We often search for subtle clues to distinguish human-written text from AI-generated content. Yet, recently, one punctuation mark unexpectedly stole the spotlight: the em dash. ChatGPT seemed to use it with surprising frequency—even when explicitly instructed otherwise.
This peculiarity sparked a strange consensus across the internet: the belief that humans simply don’t use dashes. Tech forum users labeled them a ‘GPT-ism,’ a tell-tale sign of robotic writing that supposedly didn’t align with contemporary communication styles. One user on an OpenAI forum even voiced concern that the abundant dashes hindered ChatGPT’s use in customer service, making AI detection too easy. It was puzzling how many confidently asserted that no real human would ever employ this punctuation, and that anyone who did would risk being mistaken for a machine.
Naturally, this infuriated those of us who do use dashes. As a former proofreader, I could passionately elaborate on the nuances of even the lesser-known en dash. While I might concede my fondness for dashes is atypical, I was genuinely shocked to hear their very existence as a human tool questioned. The dash is a venerable and perfectly normal part of sentence construction! Literary giants like Dickens, Dickinson, and Nietzsche, along with Stephen King novels and even this very magazine, are filled with them. In fact, one reason for their popularity is how they can evoke a more casual, natural, speech-like rhythm compared to colons, semicolons, or parentheses. We don’t articulate in perfectly formed sentences; we think and speak in interconnected thoughts, which frequently interrupt, introduce, and intertwine, forming richer, more intricate ideas. (Sometimes, they don’t quite connect, as J.D. Salinger’s dash-laden dialogue beautifully illustrates how often our thoughts remain unexpressed or incomplete.) This is precisely the function of punctuation.
However, the true AI indicator isn’t just the dash itself, but its orthography. ChatGPT renders its em dashes in the classical printed book style—a stroke the width of the letter ‘M’ with no spaces around it. This isn’t how most computer users type. Many might not even know the specific keystrokes for this character (some mistakenly called it a ‘ChatGPT hyphen’). Instead, the typical user types a single hyphen (-) or a double hyphen (–), often corrected by software to the more subtle en dash (–). Crucially, most online users and publications add spaces around their dashes, a practice that aids text wrapping and readability on screen.
Despite these technical distinctions, the debate persisted, fixating solely on the dash itself. It was discussed as if it were some strange, archaic symbol no self-respecting human would ever use. One commenter emphatically declared, ‘Nobody uses the em dash in their emails or text messages. This punctuation is irrelevant to everyday use-cases.’
Oceans of communication that used to be handled by speech are now left to lone individuals typing into the internet.
This article isn’t simply a defense of dashes. Rather, I propose that the very phrase ‘everyday use-cases’ points to a profound, epoch-making transformation in our fundamental understanding of what writing is.
For a significant period in recent history, the majority of written material people consumed—beyond simple signs or menus—was what we’d call ‘formal’ writing: carefully composed, often revised and edited, and sometimes professionally printed. This type of communication stood apart from our daily interactions, which were primarily spoken. This fundamental distinction remained even with the advent of the internet.
But today, that’s no longer the case—not even close. Emails, texts, social media posts, DMs, comments, and even a DoorDasher updating you on your order—these are all vast streams of communication that once relied on speech but are now handled by individuals typing alone into the internet. Even if you love reading traditional books, you likely spend more time with these impromptu digital communications, because this is now the commonplace form of written interaction.

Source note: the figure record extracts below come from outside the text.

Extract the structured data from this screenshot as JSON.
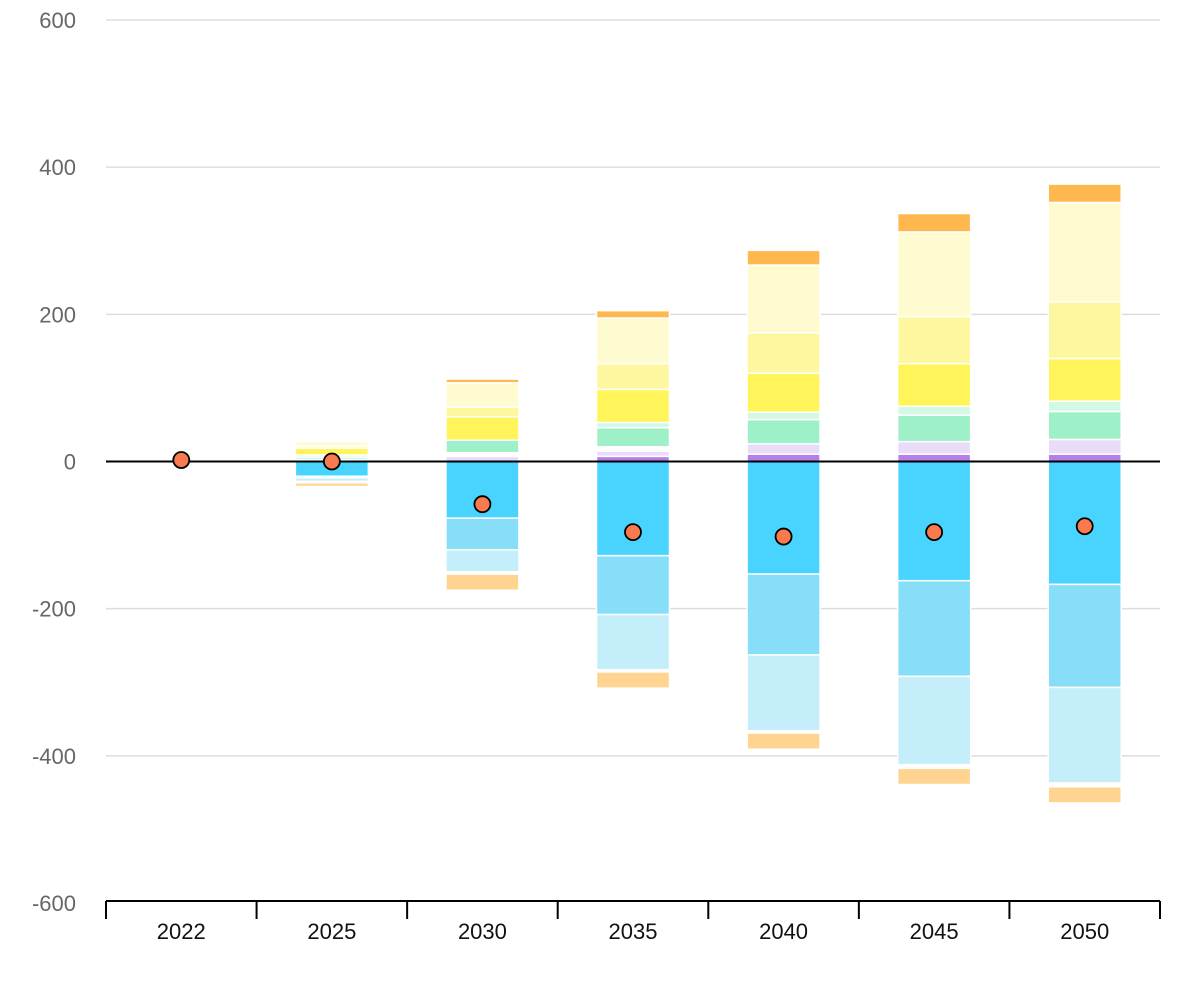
{
  "chart_data": {
    "type": "bar",
    "stacked": true,
    "categories": [
      "2022",
      "2025",
      "2030",
      "2035",
      "2040",
      "2045",
      "2050"
    ],
    "ylim": [
      -600,
      600
    ],
    "yticks": [
      600,
      400,
      200,
      0,
      -200,
      -400,
      -600
    ],
    "grid": true,
    "legend": "none",
    "title": "",
    "xlabel": "",
    "ylabel": "",
    "positive_series": [
      {
        "color": "#b57ee8",
        "values": [
          0,
          0,
          0,
          7,
          10,
          10,
          10
        ]
      },
      {
        "color": "#e8dcf8",
        "values": [
          0,
          0,
          7,
          7,
          14,
          17,
          20
        ]
      },
      {
        "color": "#ffffff",
        "values": [
          0,
          3,
          5,
          6,
          0,
          0,
          0
        ]
      },
      {
        "color": "#9ef0c8",
        "values": [
          0,
          3,
          17,
          26,
          33,
          36,
          38
        ]
      },
      {
        "color": "#d4f8e6",
        "values": [
          0,
          3,
          0,
          7,
          10,
          12,
          14
        ]
      },
      {
        "color": "#fff45a",
        "values": [
          0,
          9,
          32,
          45,
          53,
          58,
          58
        ]
      },
      {
        "color": "#fff7a0",
        "values": [
          0,
          3,
          13,
          35,
          55,
          64,
          77
        ]
      },
      {
        "color": "#fffbd0",
        "values": [
          0,
          6,
          33,
          62,
          92,
          115,
          135
        ]
      },
      {
        "color": "#ffb84d",
        "values": [
          0,
          0,
          5,
          10,
          20,
          25,
          25
        ]
      }
    ],
    "negative_series": [
      {
        "color": "#49d3ff",
        "values": [
          0,
          -20,
          -77,
          -128,
          -153,
          -162,
          -167
        ]
      },
      {
        "color": "#87def8",
        "values": [
          0,
          -2,
          -43,
          -80,
          -110,
          -130,
          -140
        ]
      },
      {
        "color": "#c5eefb",
        "values": [
          0,
          -5,
          -30,
          -75,
          -103,
          -120,
          -130
        ]
      },
      {
        "color": "#ffffff",
        "values": [
          0,
          -2,
          -3,
          -3,
          -3,
          -5,
          -5
        ]
      },
      {
        "color": "#ffd490",
        "values": [
          0,
          -5,
          -22,
          -22,
          -22,
          -22,
          -22
        ]
      }
    ],
    "net": [
      2,
      0,
      -58,
      -96,
      -102,
      -96,
      -88
    ],
    "net_color": "#f87a4e"
  }
}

This casual, everyday language is truly remarkable—so creatively expressive it has even spawned a digital version of the sarcastic ‘dopey’ voice (like tYpInG LiKe tHiS). However, formal ‘writing-writing’ remains distinct. At its peak, it conveys a different kind of thought: perhaps less immediate, but often more refined, purposeful, and carefully structured, orchestrating the flow of ideas with greater precision, depth, and, yes, typically more punctuation.
Large language models are trained on immense corpora of human-produced text, including an astonishing amount of older, printed material—far more than any individual could ever process. When we ask these machines to imitate our writing, we often fail to specify—or even recognize—that our contemporary definition of ‘writing’ now encompasses the highly oral style of communication we constantly engage in via our screens. Consequently, when we review AI output and find echoes of traditional books and magazines, we perceive these familiar elements as strangely robotic. The machines are merely mirroring our historical writing conventions back to us. What we haven’t fully grasped is that we, as humans, are gradually evolving towards entirely new communication norms.